Xueren (English: The Scholar[1]) was an influential Chinese independent intellectual journal that ran from 1991 to 2000.[2] It was founded and edited by Chen Pingyuan, Wang Hui, and Wang Shouchang under the sponsorship of a Japanese foundation.[2] In order to work around censorship conditions in the Chinese publishing industry that make it more difficult for periodicals to get approval than books, Xueren was published as a "series" in the latter format.[2] Other journals that have taken the same approach include Res Publica and Horizons.[2]
Scholar Chaohua Wang locates Xueren's origins in "the self-examination of intellectuals intimately involved in the ferment of the eighties":
The project of its editors [. . .] was to retrieve the history of modern Chinese scholarship (xueshu shi), a tradition they felt was in danger of being obscured or forgotten under the pressure of imported theories.
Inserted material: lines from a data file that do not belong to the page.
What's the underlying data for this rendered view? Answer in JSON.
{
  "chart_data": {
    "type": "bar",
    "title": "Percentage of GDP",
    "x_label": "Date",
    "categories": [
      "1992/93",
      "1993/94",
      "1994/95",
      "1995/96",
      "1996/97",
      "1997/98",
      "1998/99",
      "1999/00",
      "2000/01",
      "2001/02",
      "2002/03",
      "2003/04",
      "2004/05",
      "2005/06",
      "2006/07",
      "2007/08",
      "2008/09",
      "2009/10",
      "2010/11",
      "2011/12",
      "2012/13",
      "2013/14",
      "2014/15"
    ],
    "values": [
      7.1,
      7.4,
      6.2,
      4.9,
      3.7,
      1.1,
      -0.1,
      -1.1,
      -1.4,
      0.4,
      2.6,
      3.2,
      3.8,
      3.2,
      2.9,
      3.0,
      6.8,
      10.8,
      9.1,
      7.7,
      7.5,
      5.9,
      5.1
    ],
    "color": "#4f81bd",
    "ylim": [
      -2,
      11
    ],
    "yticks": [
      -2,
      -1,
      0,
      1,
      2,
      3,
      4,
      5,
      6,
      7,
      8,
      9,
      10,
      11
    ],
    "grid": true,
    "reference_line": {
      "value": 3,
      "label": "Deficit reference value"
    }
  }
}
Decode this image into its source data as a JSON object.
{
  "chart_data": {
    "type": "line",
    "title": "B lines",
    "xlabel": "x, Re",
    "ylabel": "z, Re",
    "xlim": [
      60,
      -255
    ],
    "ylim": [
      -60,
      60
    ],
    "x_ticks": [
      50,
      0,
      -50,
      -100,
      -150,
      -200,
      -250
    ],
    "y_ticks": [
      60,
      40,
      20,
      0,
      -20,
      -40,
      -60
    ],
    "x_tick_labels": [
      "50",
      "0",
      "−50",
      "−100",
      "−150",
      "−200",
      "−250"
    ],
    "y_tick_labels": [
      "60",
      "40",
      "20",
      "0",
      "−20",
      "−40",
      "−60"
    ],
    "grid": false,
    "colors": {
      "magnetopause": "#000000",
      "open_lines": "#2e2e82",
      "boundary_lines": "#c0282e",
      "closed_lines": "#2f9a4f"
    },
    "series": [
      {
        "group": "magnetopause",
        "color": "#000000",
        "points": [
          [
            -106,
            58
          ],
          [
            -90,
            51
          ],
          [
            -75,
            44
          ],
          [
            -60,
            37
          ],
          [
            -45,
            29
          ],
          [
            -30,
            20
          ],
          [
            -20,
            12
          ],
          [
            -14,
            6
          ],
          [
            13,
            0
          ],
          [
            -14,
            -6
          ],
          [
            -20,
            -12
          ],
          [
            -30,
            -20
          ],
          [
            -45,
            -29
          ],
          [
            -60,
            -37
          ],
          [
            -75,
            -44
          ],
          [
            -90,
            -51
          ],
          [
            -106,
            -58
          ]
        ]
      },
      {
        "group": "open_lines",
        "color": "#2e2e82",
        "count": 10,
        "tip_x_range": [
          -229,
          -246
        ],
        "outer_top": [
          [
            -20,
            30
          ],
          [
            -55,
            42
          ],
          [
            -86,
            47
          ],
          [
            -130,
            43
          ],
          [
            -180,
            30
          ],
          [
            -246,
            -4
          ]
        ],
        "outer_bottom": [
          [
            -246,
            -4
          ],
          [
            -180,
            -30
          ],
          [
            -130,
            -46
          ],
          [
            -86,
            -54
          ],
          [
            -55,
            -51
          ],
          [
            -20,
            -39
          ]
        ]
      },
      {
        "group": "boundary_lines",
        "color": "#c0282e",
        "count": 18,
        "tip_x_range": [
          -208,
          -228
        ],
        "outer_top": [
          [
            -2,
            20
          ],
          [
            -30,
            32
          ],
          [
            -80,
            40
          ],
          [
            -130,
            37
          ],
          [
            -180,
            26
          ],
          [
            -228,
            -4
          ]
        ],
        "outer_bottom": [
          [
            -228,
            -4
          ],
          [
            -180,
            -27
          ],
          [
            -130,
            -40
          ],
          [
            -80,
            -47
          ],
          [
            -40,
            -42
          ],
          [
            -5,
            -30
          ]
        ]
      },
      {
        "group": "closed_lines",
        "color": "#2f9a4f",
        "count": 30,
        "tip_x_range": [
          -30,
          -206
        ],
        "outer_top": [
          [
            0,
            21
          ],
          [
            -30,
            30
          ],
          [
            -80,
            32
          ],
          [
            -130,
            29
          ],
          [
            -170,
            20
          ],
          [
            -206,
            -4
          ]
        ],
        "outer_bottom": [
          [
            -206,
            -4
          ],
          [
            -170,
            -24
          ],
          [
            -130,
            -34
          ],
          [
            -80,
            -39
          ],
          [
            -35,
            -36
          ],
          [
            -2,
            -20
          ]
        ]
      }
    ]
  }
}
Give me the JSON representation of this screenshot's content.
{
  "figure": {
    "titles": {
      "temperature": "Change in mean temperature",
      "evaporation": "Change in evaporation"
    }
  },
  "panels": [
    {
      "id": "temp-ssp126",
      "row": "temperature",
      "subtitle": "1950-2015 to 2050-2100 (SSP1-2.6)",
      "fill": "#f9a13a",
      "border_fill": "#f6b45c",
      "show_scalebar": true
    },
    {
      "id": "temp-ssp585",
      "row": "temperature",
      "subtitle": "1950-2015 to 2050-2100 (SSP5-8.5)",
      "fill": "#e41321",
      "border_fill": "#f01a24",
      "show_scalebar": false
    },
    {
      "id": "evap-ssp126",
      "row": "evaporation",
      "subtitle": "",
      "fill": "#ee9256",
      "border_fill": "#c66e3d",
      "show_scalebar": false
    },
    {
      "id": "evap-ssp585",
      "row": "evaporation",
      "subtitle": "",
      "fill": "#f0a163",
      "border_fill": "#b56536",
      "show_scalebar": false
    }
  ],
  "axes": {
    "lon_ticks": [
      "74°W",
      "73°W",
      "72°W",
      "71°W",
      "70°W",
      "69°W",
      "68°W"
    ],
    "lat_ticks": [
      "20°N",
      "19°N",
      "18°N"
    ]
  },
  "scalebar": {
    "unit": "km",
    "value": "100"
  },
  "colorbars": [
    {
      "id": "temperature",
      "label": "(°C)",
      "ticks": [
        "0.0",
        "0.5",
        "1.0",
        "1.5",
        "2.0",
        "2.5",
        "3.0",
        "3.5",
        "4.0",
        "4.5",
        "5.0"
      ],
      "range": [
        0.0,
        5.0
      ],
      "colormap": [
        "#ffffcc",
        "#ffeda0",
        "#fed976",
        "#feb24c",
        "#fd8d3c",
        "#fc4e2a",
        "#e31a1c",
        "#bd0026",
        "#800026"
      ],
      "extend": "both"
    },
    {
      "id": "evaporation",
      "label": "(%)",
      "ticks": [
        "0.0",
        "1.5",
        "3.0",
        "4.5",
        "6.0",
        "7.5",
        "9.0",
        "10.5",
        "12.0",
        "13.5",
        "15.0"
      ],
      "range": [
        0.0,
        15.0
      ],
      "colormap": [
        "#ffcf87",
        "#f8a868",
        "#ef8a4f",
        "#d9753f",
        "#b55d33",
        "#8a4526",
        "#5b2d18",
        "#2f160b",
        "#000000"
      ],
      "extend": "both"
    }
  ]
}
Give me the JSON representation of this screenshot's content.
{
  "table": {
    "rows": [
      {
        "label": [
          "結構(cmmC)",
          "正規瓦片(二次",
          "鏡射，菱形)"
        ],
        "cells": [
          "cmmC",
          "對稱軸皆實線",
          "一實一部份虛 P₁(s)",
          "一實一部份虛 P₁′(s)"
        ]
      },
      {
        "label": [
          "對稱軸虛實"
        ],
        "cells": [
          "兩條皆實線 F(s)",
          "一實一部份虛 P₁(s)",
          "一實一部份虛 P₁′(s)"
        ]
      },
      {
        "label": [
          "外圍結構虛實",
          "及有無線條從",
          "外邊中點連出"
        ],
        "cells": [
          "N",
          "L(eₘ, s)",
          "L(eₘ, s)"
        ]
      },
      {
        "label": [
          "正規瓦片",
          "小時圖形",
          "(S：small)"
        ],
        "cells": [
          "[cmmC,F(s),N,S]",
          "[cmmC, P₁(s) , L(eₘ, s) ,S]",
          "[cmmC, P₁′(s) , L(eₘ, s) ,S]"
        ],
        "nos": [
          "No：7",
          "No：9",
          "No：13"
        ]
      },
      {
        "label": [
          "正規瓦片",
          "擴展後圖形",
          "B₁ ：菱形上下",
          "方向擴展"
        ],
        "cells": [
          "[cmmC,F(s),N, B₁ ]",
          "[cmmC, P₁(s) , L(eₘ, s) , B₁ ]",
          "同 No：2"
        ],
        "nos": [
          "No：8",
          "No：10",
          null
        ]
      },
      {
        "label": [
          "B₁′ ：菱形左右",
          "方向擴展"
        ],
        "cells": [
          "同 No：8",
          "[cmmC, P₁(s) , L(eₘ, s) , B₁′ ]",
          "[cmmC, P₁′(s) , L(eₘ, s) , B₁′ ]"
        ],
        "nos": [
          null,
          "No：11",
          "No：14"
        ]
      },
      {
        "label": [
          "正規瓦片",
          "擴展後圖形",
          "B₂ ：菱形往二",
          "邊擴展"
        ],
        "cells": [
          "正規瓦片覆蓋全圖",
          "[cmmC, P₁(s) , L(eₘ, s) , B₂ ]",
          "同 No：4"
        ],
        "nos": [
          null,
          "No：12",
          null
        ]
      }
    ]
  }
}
In doing so, they wanted to clarify their own intellectual identity and responsibilities. What was their position in a historical chain of scholarly development? When and how should a scholar speak out on public issues?[2]
Co-founder Wang Hui characterizes his and his colleagues' motivations similarly, but without a critical approach toward "imported theories" in academe as a primary component of their intellectual project, and with more of an eye toward directly socially relevant goals. According to him, Xueren was created to facilitate an effort by young intellectuals to "reconsider" modern Chinese history in the wake of the failure of the 1989 democracy movement, a "process of reflection" that
included serious reconsideration of modern history, conscientious rethinking of attempts to carry out radical reform on the basis of Western models, close investigation of the Chinese historical legacy and its contemporary significance, and necessary critiques of certain of the consequences of radical political action.
However, Wang Hui states that Xueren "did not pursue any particular academic agenda."[3]
Example table of contents
The 648-page seventh issue of Xueren (May 1995) printed the following table of contents in English (though all articles were in Chinese):
Page | Title | Author |
---|---|---|
1 | On Kant's Cultural Philosophy | Hong Qian |
5 | Hong Qian: A Rational Life | Wang Wei |
15 | Hong Qian and Otto Neurath | Fan Dainan |
31 | Mority Schlik on Content and Form | Han Linhe |
43 | A Commentary on the Eastern Flow of Western Geography During the Late Qing | Guo Shaunglin |
85 | Translingual Practice: The Discourse of Individualism Between China and the West | Lydia H. Liu |
121 | Cai Yuanpei's Philosophy of Gender Equality | Xia Xiaohong |
163 | Liu Shipei's Research on Chinese Academic History | Wu Guangxing |
187 | The Issues Raised During the Debate Between Xiong Shili and Liang Shuming | Jing Haifeng |
211 | The Vijñānavāda School and the Concept of Hetu | Luo Zhao |
271 | A New Look at the Origins of Tibetan Culture | Wang Xiaodun |
303 | A Study of the Dagger-Axe with the "Bi bing" Inscriptions Found at Jingmen | Luo Zhao |
325 | The Mo Sword and the Military Affairs of the Great Tang Empire | Li Jinxiu |
341 | The Bagu Eight-Part Essay and Classical Chinese Prose of the Ming and Qing | Chen Pingyuan |
373 | On the Adherents of the Ming Dynasty | Zhao Yuan |
395 | On the Relationship Between Changzhou 常州 Woman's Culture and the Yanghu School Writers 阳湖派 | Cao Hong |
419 | In Search of New Models for Research on China | Liu Dong |
469 | Reaching Out From Tradition: The Connection Between Peace and Political Order | He Huaihong |
501 | The Fate of the Doctrine of Two Categories of Truth: From the Seventeenth Century to the Present | Xu Youyu |
523 | Theory and Practice: A Study of the History of Philosophical Thinking | Zhang Rulun |
561 | Song See Yeol and the Zhuzi School of the Lee Dynasty in Korea | Chen Lai |
577 | Ogyu Sorai and His Innovations to Japanese Confucianism | Wang Zonghiangz |
Notes on Academic History Research | ||
601 | Breaking Away Form [sic] the Cycle of the Han and Song Schools | Chen Shaoming |
615 | A Brief Account of the Revival of the Xunzi School During the Mid-Qing | Yang Hu |
627 | A Critique of Xiao Yang's "The Law of Causality, Historicism, and Autonomy" | Chen Lian |
See also
Notes
- ↑ The Scholar was the translation preferred by the editors of Xueren, appearing thus in their journal, but the title is sometimes also translated Scholars.
- 1 2 3 4 5 Wang Chaohua. "Introduction: Minds of the Nineties," p. 17. One China, Many Paths. Ed. Wang Chaohua. New York: Verso, 2003.
- ↑ Wang Hui. China's New Order: Society, Politics, and Economy in Transition, pp. 84 and 202. Cambridge: Harvard University Press, 2003.